To justify this view, let me try to describe what the paper does. Its argument can be summarized as follows.
Because in many species females have to spend a lot more time nurturing their offspring than males, they have more reason to be very careful when choosing a mate, since a bad choice will have more significant consequences.
If one sex is more selective than the other, then the less selective sex will tend to become more variable.
When applied to humans, this model is ludicrously implausible. While it is true that some males have trouble finding a mate, the idea that some huge percentage of males are simply not desirable enough (as we shall see, the paper requires this percentage to be over 50) to have a chance of reproducing bears no relation to the world as we know it.

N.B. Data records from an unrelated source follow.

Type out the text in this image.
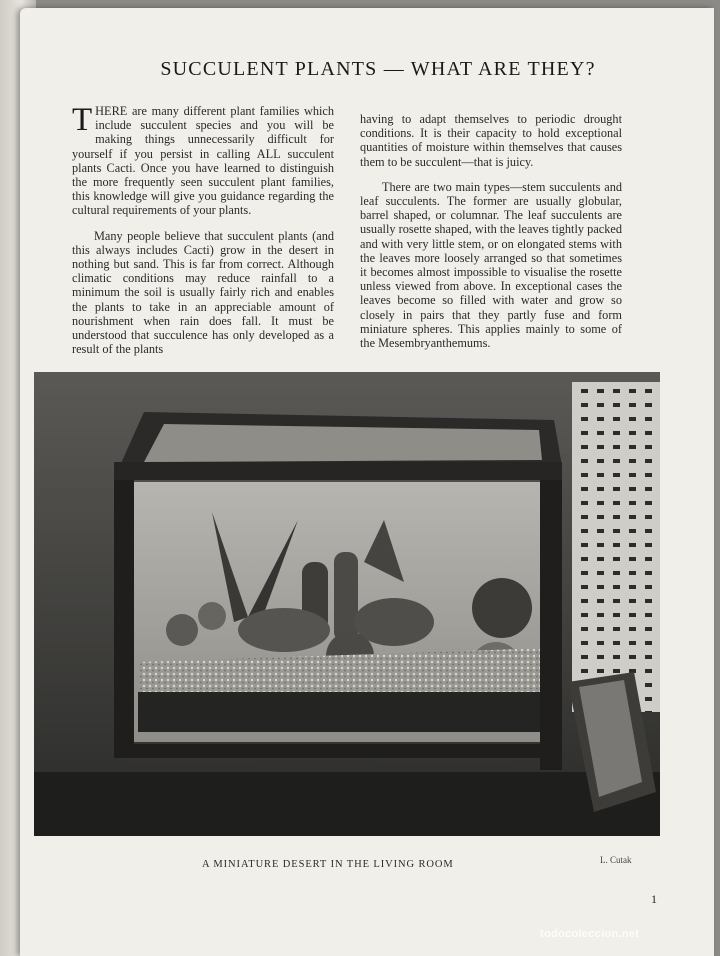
SUCCULENT PLANTS — WHAT ARE THEY?

THERE are many different plant families which include succulent species and you will be making things unnecessarily difficult for yourself if you persist in calling ALL succulent plants Cacti. Once you have learned to distinguish the more frequently seen succulent plant families, this knowledge will give you guidance regarding the cultural requirements of your plants.

Many people believe that succulent plants (and this always includes Cacti) grow in the desert in nothing but sand. This is far from correct. Although climatic conditions may reduce rainfall to a minimum the soil is usually fairly rich and enables the plants to take in an appreciable amount of nourishment when rain does fall. It must be understood that succulence has only developed as a result of the plants

having to adapt themselves to periodic drought conditions. It is their capacity to hold exceptional quantities of moisture within themselves that causes them to be succulent—that is juicy.

There are two main types—stem succulents and leaf succulents. The former are usually globular, barrel shaped, or columnar. The leaf succulents are usually rosette shaped, with the leaves tightly packed and with very little stem, or on elongated stems with the leaves more loosely arranged so that sometimes it becomes almost impossible to visualise the rosette unless viewed from above. In exceptional cases the leaves become so filled with water and grow so closely in pairs that they partly fuse and form miniature spheres. This applies mainly to some of the Mesembryanthemums.

A MINIATURE DESERT IN THE LIVING ROOM	L. Cutak
1
todocoleccion.net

And then we have Darij Grinberg who was then an Assistant Professor
at Drexel University for research and math commenting there too:
The fact that males inherit traits from both their fathers and their mothers doesn’t mean that each and every trait is equally realized in both sexes.
The paper doesn’t look very deep to me, but then again it was written for the Mathematical Intelligencer, which is — sorry — not a very deep journal. It’s more about mathematicians than about mathematics; it has an explicit “Viewpoint column” that says “Disagreement and controversy are welcome”; it publishes poems, philosophy and politics. What it doesn’t seem to publish (or at least not in the few issues I’ve checked) are proofs. I’m a bit surprised that NYJM took the paper, seeing that it is indeed not a strong research paper — maybe someone was trying to make a point here.
And give rise to a court case that’s still routinely taught in first-year Property Law courses:
None of these quotes at all justify the decision to publish the paper and then silently delete it due to threats and activist pressure. All the criticisms would have been evident when it was submitted and reviewed, and if the Mathematical Intelligencer and the New York Journal of Mathematics had rejected it for those reasons, it would be a very different story.
What is supposed to happen if a bad paper is published is that other researchers criticise it, not that someone uses their family connections to threaten the editor it to get it removed. That’s malfeasance.
Not by much, it points to some editors that had very thin skins, but the context shows that the ones that managed to publish it, did choose — sorry — not a very deep journal. The implication here is that if by chance, a more robust journal managed to publish it, they would not had cowered in fear.
Far more plausible is that the paper would not had been published at all. A lot of pseudoscience tales like this come from conspiracy theorists that when they find a weak journal where they managed to publish an iffy paper, then with the media that they have, cite the iffy paper ad nauseam. Not letting their readers find about that other context.